FOR FURTHER INFORMATION CONTACT
AUSA VICKIE E. LEDUC or
MARCIA MURPHY at 410-209-4885
April 27, 2009
FOR IMMEDIATE RELEASE
CHESAPEAKE YOUTH CENTER, INC. AGREES TO PAY $259,120 TO SETTLE ALLEGATIONS THAT IT PROVIDED NO CARE OR WORTHLESS CARE TO RESIDENTS
Baltimore, Maryland - Chesapeake Youth Center (“CYC”), a former residential treatment center located at 821 Fieldcrest Lane, Cambridge, Maryland, has paid the United States $259,120 to settle claims that it violated the False Claims Act by submitting false claims for care provided to CYC residents, announced United States Attorney for the District of Maryland Rod J. Rosenstein.
United States Attorney Rod J. Rosenstein said, “Children who live in residential treatment centers depend on professionals to provide them the care that they need. Providers that bill the government for care that they did not provide must be held accountable.”
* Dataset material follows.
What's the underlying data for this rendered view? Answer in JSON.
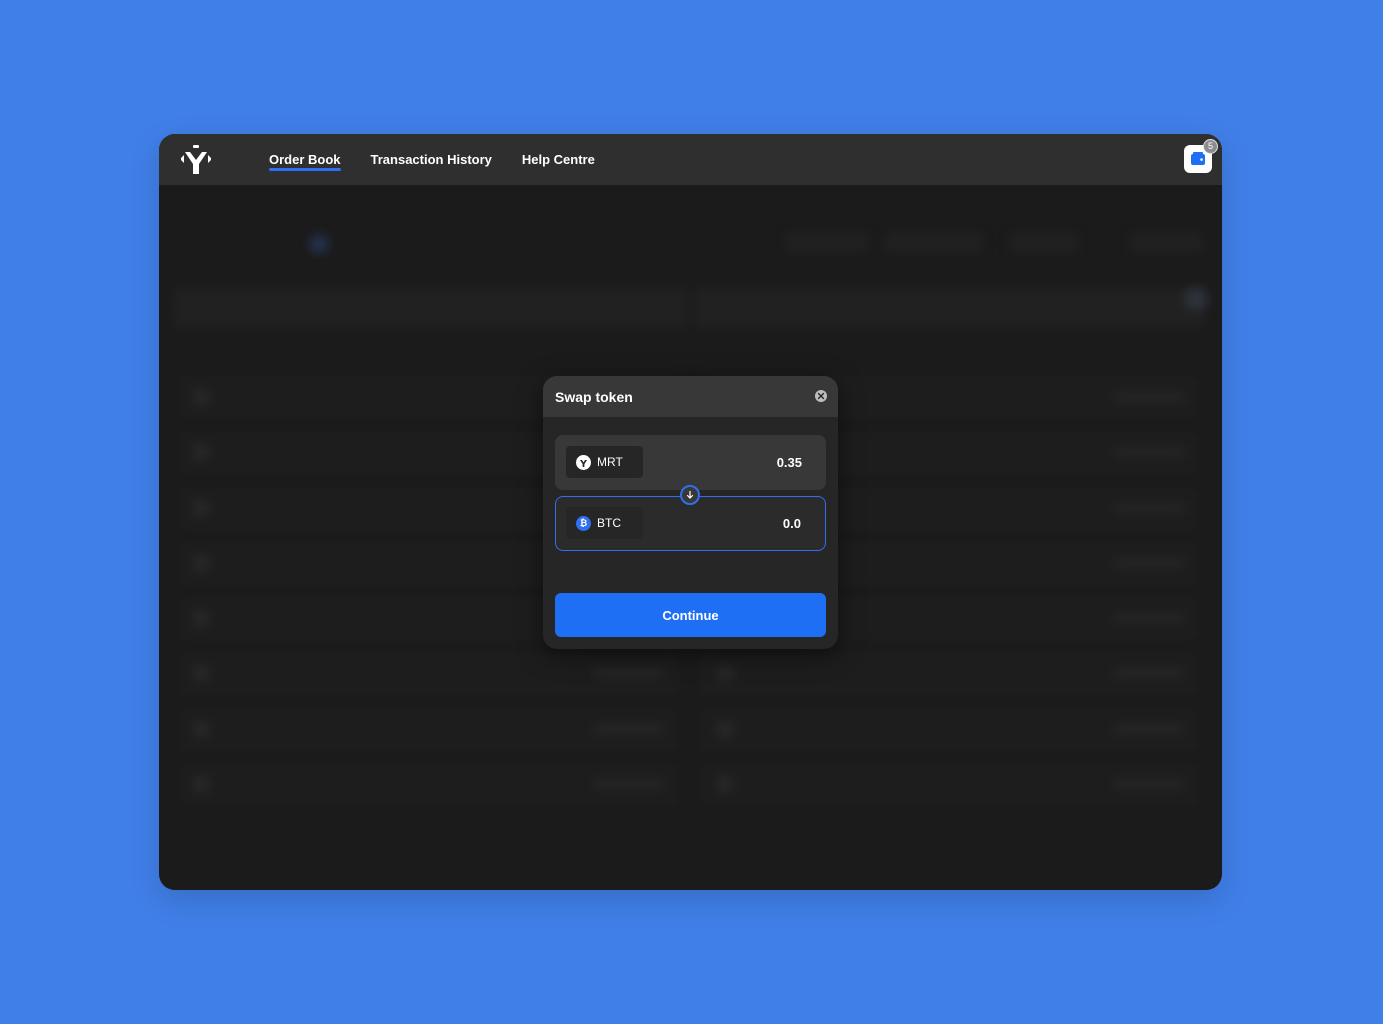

From 1999-2006, CYC operated a residential treatment center that provided in-patient psychiatric and mental health services for adolescents under the age of 21. In order to be entitled to reimbursement from Medicaid, CYC needed to provide psychiatric services pursuant to a professionally developed and supervised individual plan of care that was medically necessary, provided under the direction of a physician and certified as necessary by the admissions team and the team developing the individual plan of care.
According to the settlement agreement, residents of the Blue Heron Unit at CYC failed to receive any psychiatric care or were provided substandard or worthless psychiatric care from January 2005 through July 2005. As a result of providing no care or substandard or worthless care to these residents, the United States contended that CYC submitted false claims when it sought and received payment from Medicaid for these services. CYC has denied these allegations.
Enacted during the Civil War, the False Claims Act is the government’s primary civil tool to combat fraud and abuse in federal programs and procurement. The Act allows the government to recover triple the amount of its actual damages, plus a civil penalty of $5,500 to $11,000 for each false claim.
United States Attorney Rod J. Rosenstein commended the investigative work performed by the Maryland Medicaid Fraud Control Unit, Department of Health and Human Services Office of the Inspector General and the Civil Division of the U.S. Department of Justice. Mr. Rosenstein also thanked Assistant U.S. Attorney Thomas F. Corcoran, who handled the case.